World Weird Web: Heaven’s on the Internet
Weird SB Tells Us That the Route to the Afterlife Is a T1 Connection
Even atheists can’t deny that an eternal afterlife of peace and joy sounds like a good way to go. For those who believe it exists, the big debate is typically over how to get there. Some religions suggest dietary restrictions, most agree that not killing people and stealing their cars is a pretty good start, and others have complicated systems resembling a multiple-choice exam that’s graded on a curve. All of this, of course, requires considerable effort.
The Reformation Online, a website dedicated to spreading the word of Martin Luther, has a new take on an age old problem: getting to Heaven is as simple as using the internet. Yes, The Reformation Online is “The Information Superhighway to Heaven!!”
If the double exclamation marks aren’t enough to convince you, read on.
The Reformation Online has found several ways to integrate technological terminology with Protestantism, forging brand-new metaphors in the process. The site urges readers to trust in God’s plan without looking for scientific evidence to refute the word: What you see, the site tells us, is what you get.
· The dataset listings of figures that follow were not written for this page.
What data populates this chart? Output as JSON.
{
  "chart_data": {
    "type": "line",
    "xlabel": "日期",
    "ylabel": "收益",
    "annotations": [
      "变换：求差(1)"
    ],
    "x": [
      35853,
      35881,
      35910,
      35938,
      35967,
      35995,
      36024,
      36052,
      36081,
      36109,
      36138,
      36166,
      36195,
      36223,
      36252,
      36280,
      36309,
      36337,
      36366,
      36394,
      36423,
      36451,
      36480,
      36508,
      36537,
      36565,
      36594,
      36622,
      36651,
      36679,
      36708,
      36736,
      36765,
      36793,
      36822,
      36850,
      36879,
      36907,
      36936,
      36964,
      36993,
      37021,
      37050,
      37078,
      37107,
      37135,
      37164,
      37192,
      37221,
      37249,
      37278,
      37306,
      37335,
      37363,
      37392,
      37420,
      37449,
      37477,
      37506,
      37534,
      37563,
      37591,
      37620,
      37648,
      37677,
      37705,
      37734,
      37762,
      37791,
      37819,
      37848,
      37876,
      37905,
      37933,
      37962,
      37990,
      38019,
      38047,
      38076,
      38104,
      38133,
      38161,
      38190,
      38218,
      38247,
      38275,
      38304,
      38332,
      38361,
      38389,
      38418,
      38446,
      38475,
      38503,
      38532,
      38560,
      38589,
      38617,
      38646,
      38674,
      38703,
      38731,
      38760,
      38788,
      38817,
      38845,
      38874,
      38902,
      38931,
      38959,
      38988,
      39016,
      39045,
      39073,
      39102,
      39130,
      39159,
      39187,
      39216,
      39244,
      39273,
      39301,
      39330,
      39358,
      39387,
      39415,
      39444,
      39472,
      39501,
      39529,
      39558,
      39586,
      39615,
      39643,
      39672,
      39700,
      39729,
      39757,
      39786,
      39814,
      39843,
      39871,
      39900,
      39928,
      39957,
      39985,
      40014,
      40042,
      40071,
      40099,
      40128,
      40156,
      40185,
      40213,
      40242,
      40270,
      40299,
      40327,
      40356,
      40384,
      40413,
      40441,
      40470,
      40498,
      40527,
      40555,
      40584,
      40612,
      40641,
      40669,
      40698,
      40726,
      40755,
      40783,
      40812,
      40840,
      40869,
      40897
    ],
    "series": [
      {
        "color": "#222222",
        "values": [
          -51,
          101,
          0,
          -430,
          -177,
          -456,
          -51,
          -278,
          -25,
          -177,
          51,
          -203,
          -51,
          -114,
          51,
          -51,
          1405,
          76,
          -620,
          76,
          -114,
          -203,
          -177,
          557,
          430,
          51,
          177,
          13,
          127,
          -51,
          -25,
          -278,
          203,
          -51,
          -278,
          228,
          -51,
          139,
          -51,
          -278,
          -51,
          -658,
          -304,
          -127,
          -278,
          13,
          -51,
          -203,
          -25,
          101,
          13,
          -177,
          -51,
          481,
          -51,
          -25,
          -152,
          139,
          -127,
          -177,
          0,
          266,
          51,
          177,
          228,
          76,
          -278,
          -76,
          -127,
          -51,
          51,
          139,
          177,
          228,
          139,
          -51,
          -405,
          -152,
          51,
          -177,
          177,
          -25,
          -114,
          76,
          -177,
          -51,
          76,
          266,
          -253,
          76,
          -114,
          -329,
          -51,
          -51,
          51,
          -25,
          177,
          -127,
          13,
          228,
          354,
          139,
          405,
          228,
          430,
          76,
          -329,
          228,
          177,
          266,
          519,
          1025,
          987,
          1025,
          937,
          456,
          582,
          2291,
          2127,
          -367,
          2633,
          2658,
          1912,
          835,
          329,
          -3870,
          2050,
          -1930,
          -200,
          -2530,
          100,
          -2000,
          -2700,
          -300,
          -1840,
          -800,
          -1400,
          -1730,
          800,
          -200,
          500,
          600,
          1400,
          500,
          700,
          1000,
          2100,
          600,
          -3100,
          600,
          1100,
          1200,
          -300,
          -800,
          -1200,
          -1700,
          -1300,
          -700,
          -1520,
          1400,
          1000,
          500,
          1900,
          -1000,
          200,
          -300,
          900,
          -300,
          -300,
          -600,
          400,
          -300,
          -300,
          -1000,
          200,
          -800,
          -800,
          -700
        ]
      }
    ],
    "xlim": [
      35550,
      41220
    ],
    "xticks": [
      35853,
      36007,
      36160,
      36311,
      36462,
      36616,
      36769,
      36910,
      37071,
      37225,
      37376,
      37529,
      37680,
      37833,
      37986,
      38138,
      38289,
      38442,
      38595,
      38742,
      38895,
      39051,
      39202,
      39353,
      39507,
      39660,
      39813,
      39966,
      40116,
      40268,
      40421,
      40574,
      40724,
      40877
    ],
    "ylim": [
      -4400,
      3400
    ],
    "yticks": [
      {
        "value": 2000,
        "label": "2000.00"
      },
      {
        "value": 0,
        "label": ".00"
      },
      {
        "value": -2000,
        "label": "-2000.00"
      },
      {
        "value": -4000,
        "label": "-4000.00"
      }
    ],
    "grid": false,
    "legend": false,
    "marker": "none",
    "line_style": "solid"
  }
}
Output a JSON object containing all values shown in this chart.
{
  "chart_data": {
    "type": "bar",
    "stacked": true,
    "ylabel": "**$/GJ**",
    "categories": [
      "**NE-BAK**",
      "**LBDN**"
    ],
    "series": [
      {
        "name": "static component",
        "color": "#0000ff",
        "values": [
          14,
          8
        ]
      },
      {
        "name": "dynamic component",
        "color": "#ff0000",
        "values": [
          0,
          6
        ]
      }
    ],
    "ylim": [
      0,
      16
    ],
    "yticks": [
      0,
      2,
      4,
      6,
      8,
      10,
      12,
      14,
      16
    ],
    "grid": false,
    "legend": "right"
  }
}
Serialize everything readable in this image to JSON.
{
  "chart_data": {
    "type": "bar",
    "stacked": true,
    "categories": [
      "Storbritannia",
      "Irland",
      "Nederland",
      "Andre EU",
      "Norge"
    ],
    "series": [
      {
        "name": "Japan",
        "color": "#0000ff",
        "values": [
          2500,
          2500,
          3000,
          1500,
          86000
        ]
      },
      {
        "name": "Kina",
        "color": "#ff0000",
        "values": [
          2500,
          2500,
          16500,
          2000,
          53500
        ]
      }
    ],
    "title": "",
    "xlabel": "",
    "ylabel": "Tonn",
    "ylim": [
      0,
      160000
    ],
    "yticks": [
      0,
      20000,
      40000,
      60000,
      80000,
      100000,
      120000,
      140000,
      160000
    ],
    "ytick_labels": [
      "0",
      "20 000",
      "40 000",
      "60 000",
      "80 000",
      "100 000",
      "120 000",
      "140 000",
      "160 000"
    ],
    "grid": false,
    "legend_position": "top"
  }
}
WSYIWYG (pronounced wissywig) editors, used to create websites without mucking around with HTML, allow you to get a result precisely like what you see in the editor. God, apparently, used something similar when creating the earth.
According to the site, “The Biblical geocentric model of the universe is called WYSIWYG-what you see is what you get… True science is supposed to be based on observation . . . It is a simple and readily understandable scenario for those who are willing to believe what their eyes tell them, and make the mental transition back to the instinctive reference frame of a stationary earth.”
The Reformation Online goes on to note that “Many people consider the Encyclopedia Britannica the FINAL AUTHORITY on all scientific matters,” and adds that the encyclopedia does not in fact prove that the earth moves – it’s merely stated as a fact. “To doubt” that the earth moves, the site says, “is to be damned to a spinning hell forever by the ‘scientific’ community.”
Forget flames and pitchforks: hell is a place where everything spins, perhaps like an everlasting Tilt-a-Whirl.
The page goes on to explain, in great detail and with diagrams, how all of the phenomena we observe, such as seasons and eclipses, are actually accounted for by a stationary earth. Reformation.org is also chock-full of useful trivia.
For example: “The moon is composed of some highly reflective material that acts like a mirror. The best guess is frozen water or ice.” Ice and frozen water, please note, differ significantly from one another.
Or: “The earth is NOT TILTED 23.45 degrees….It is UPRIGHT as God created man to walk UPRIGHT.” Those who slouch also go to a spinning hell, perhaps.
Of course, The Reformation Online’s theories are obviously bogus, despite the extensive and logical argument used to back them up. They start from the assumption that the stationary earth is round – and as everyone knows, the world is actually flat.